Ganz kurios eigentlich, daß also jeweils der Vatername und dann der Sohn, das wurde bis zur dritten Generation zusammengeklatscht und so übertragen. Theoretisch können Sie in Ostwestfalen einen Peter Otto Peterottotöns treffen."
Matthias Borner ist ein sogenannter "Beuteostwestfale" - er wurde zwar in Gütersloh geboren, aber seine Eltern waren Zugezogene, die wegen der Arbeit in die Region gekommen waren. Die sprachlichen Eigenarten der Gegend phaszinieren ihn, und in mehreren witzigen Wörterbüchern hat er als Autor erklärt, was Pömpel, Patt und Pillepoppen sind und daß ein Padaboarna nicht unbedingt ein Einwohner der Domstadt Paderborn ist, sondern ein Sauerteigbrot.
Die Namen der Menschen haben es Matthias Borner aber besonders angetan. Er hatte schon eine schöne Sammlung, als er im Jahr 2002 der Redakteurin Martina Selig begegnete, ebenfalls zugezogen und zwar aus Hamburg.
Martina Selig: "In Ostwestfalen gibt es ganz wunderbare, lange, kraftvolle Namen, die mir relativ bald auffielen, nachdem ich hierher zog vor jetzt zehn Jahren. Die waren so phantastisch und so anders und so klangvoll, daß ich gedacht habe, das musst du notieren und das musst du deinen Freunden in Frankfurt und Hamburg usw. mitteilen, daß es hier so tolle Nachnamen gibt.(…) Es gibt da wunderbare Namen wie: Menkebeerenshemke, Wernickenschnieder, Kerstingtombroke, Hemkentokrax, Rodenbeckenschnieder – solche Dinge fallen auf, besonders wenn sie an Lieferwagen stehen oder an Tankstellen.“
Geschichten von Familien und deren Haus und Hof
Martina Selig und Matthias Borner wollten wissen, was hinter den seltsamen ostwestfälischen Namen steckt, die es in dieser Häufigkeit nirgendwo anders in Deutschland gibt.

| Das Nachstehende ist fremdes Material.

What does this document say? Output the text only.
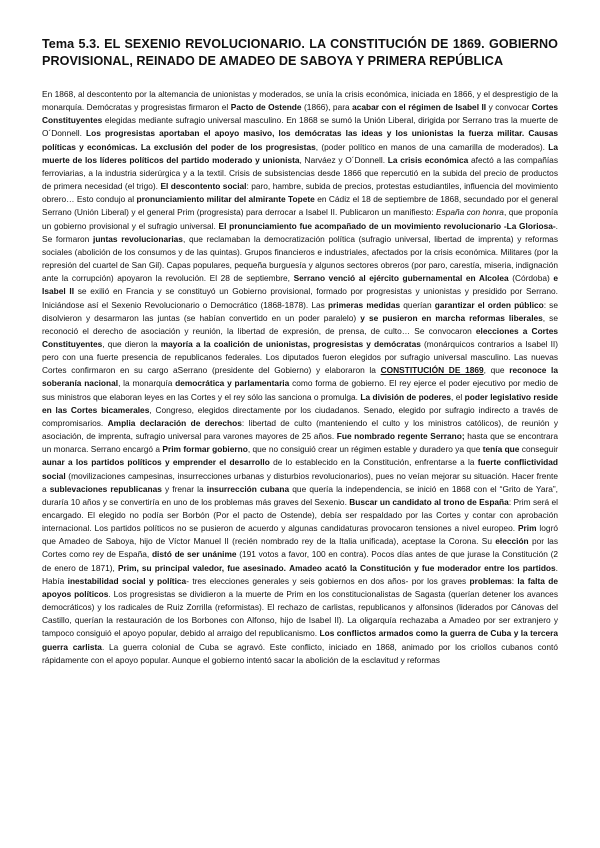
Tema 5.3. EL SEXENIO REVOLUCIONARIO. LA CONSTITUCIÓN DE 1869. GOBIERNO PROVISIONAL, REINADO DE AMADEO DE SABOYA Y PRIMERA REPÚBLICA

En 1868, al descontento por la altemancia de unionistas y moderados, se unía la crisis económica, iniciada en 1866, y el desprestigio de la monarquía. Demócratas y progresistas firmaron el Pacto de Ostende (1866), para acabar con el régimen de Isabel II y convocar Cortes Constituyentes elegidas mediante sufragio universal masculino. En 1868 se sumó la Unión Liberal, dirigida por Serrano tras la muerte de O´Donnell. Los progresistas aportaban el apoyo masivo, los demócratas las ideas y los unionistas la fuerza militar. Causas políticas y económicas. La exclusión del poder de los progresistas, (poder político en manos de una camarilla de moderados). La muerte de los líderes políticos del partido moderado y unionista, Narváez y O´Donnell. La crisis económica afectó a las compañías ferroviarias, a la industria siderúrgica y a la textil. Crisis de subsistencias desde 1866 que repercutió en la subida del precio de productos de primera necesidad (el trigo). El descontento social: paro, hambre, subida de precios, protestas estudiantiles, influencia del movimiento obrero… Esto condujo al pronunciamiento militar del almirante Topete en Cádiz el 18 de septiembre de 1868, secundado por el general Serrano (Unión Liberal) y el general Prim (progresista) para derrocar a Isabel II. Publicaron un manifiesto: España con honra, que proponía un gobierno provisional y el sufragio universal. El pronunciamiento fue acompañado de un movimiento revolucionario -La Gloriosa-. Se formaron juntas revolucionarias, que reclamaban la democratización política (sufragio universal, libertad de imprenta) y reformas sociales (abolición de los consumos y de las quintas). Grupos financieros e industriales, afectados por la crisis económica. Militares (por la represión del cuartel de San Gil). Capas populares, pequeña burguesía y algunos sectores obreros (por paro, carestía, miseria, indignación ante la corrupción) apoyaron la revolución. El 28 de septiembre, Serrano venció al ejército gubernamental en Alcolea (Córdoba) e Isabel II se exilió en Francia y se constituyó un Gobierno provisional, formado por progresistas y unionistas y presidido por Serrano. Iniciándose así el Sexenio Revolucionario o Democrático (1868-1878). Las primeras medidas querían garantizar el orden público: se disolvieron y desarmaron las juntas (se habían convertido en un poder paralelo) y se pusieron en marcha reformas liberales, se reconoció el derecho de asociación y reunión, la libertad de expresión, de prensa, de culto… Se convocaron elecciones a Cortes Constituyentes, que dieron la mayoría a la coalición de unionistas, progresistas y demócratas (monárquicos contrarios a Isabel II) pero con una fuerte presencia de republicanos federales. Los diputados fueron elegidos por sufragio universal masculino. Las nuevas Cortes confirmaron en su cargo aSerrano (presidente del Gobierno) y elaboraron la CONSTITUCIÓN DE 1869, que reconoce la soberanía nacional, la monarquía democrática y parlamentaria como forma de gobierno. El rey ejerce el poder ejecutivo por medio de sus ministros que elaboran leyes en las Cortes y el rey sólo las sanciona o promulga. La división de poderes, el poder legislativo reside en las Cortes bicamerales, Congreso, elegidos directamente por los ciudadanos. Senado, elegido por sufragio indirecto a través de compromisarios. Amplia declaración de derechos: libertad de culto (manteniendo el culto y los ministros católicos), de reunión y asociación, de imprenta, sufragio universal para varones mayores de 25 años. Fue nombrado regente Serrano; hasta que se encontrara un monarca. Serrano encargó a Prim formar gobierno, que no consiguió crear un régimen estable y duradero ya que tenía que conseguir aunar a los partidos políticos y emprender el desarrollo de lo establecido en la Constitución, enfrentarse a la fuerte conflictividad social (movilizaciones campesinas, insurrecciones urbanas y disturbios revolucionarios), pues no veían mejorar su situación. Hacer frente a sublevaciones republicanas y frenar la insurrección cubana que quería la independencia, se inició en 1868 con el “Grito de Yara”, duraría 10 años y se convertiría en uno de los problemas más graves del Sexenio. Buscar un candidato al trono de España: Prim será el encargado. El elegido no podía ser Borbón (Por el pacto de Ostende), debía ser respaldado por las Cortes y contar con aprobación internacional. Los partidos políticos no se pusieron de acuerdo y algunas candidaturas provocaron tensiones a nivel europeo. Prim logró que Amadeo de Saboya, hijo de Víctor Manuel II (recién nombrado rey de la Italia unificada), aceptase la Corona. Su elección por las Cortes como rey de España, distó de ser unánime (191 votos a favor, 100 en contra). Pocos días antes de que jurase la Constitución (2 de enero de 1871), Prim, su principal valedor, fue asesinado. Amadeo acató la Constitución y fue moderador entre los partidos. Había inestabilidad social y política- tres elecciones generales y seis gobiernos en dos años- por los graves problemas: la falta de apoyos políticos. Los progresistas se dividieron a la muerte de Prim en los constitucionalistas de Sagasta (querían detener los avances democráticos) y los radicales de Ruiz Zorrilla (reformistas). El rechazo de carlistas, republicanos y alfonsinos (liderados por Cánovas del Castillo, querían la restauración de los Borbones con Alfonso, hijo de Isabel II). La oligarquía rechazaba a Amadeo por ser extranjero y tampoco consiguió el apoyo popular, debido al arraigo del republicanismo. Los conflictos armados como la guerra de Cuba y la tercera guerra carlista. La guerra colonial de Cuba se agravó. Este conflicto, iniciado en 1868, animado por los criollos cubanos contó rápidamente con el apoyo popular. Aunque el gobierno intentó sacar la abolición de la esclavitud y reformas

Matthias Borner: "Ich hab mir gedacht, das ist eigentlich was fürs Internet. Und gerade das Internet bietet ja vielleicht auch die Möglichkeit, daß man was mitgeteilt bekommt, daß wir gar nicht mehr suchen müssen, sondern daß die Leute sich und uns eben diese phantastischen Namen melden – und das haben sie auch getan. Wir haben mittlerweile über 650 typischeostwestfälisch typische Namen gesammelt."
Auf ihrer Internetseite "Ostwestfälische Namen" präsentieren die beiden Namensforscher nicht nur Perlen wie Hackemack und Strullkötter. Sie geben auch Erklärungen für die Namensungetüme, denn die erzählen oft ganze Geschichten von Familien und deren Haus und Hof. Aus den Namen lassen sich auch Erbfolgen, geographische Besonderheiten und sogar der Insektenbefall ablesen.
Matthias Borner: "Der letzte Namensbestandteil weist häufig auf eine Wohnstätte hin, also das ist dann ein Kamp oder Kemper oder Brink oder Brinker oder Kötter, wie auch immer - und der wird näher beschrieben. Nehmen wir z.B. einen Winkel, das ist ein spitz zulaufendes Stück Land. Was für ein Winkel? Ein Schnakenwinkel, da wo viele Schnaken und Mücken auftauchen. Und weil es wieder mehrere Schnakenwinkel gibt, wird das noch mal spezifiziert, es könnte dann eben der Großeschnakenwinkel sein, um ihn vom Lüttgeschnakenwinkel zu unterscheiden."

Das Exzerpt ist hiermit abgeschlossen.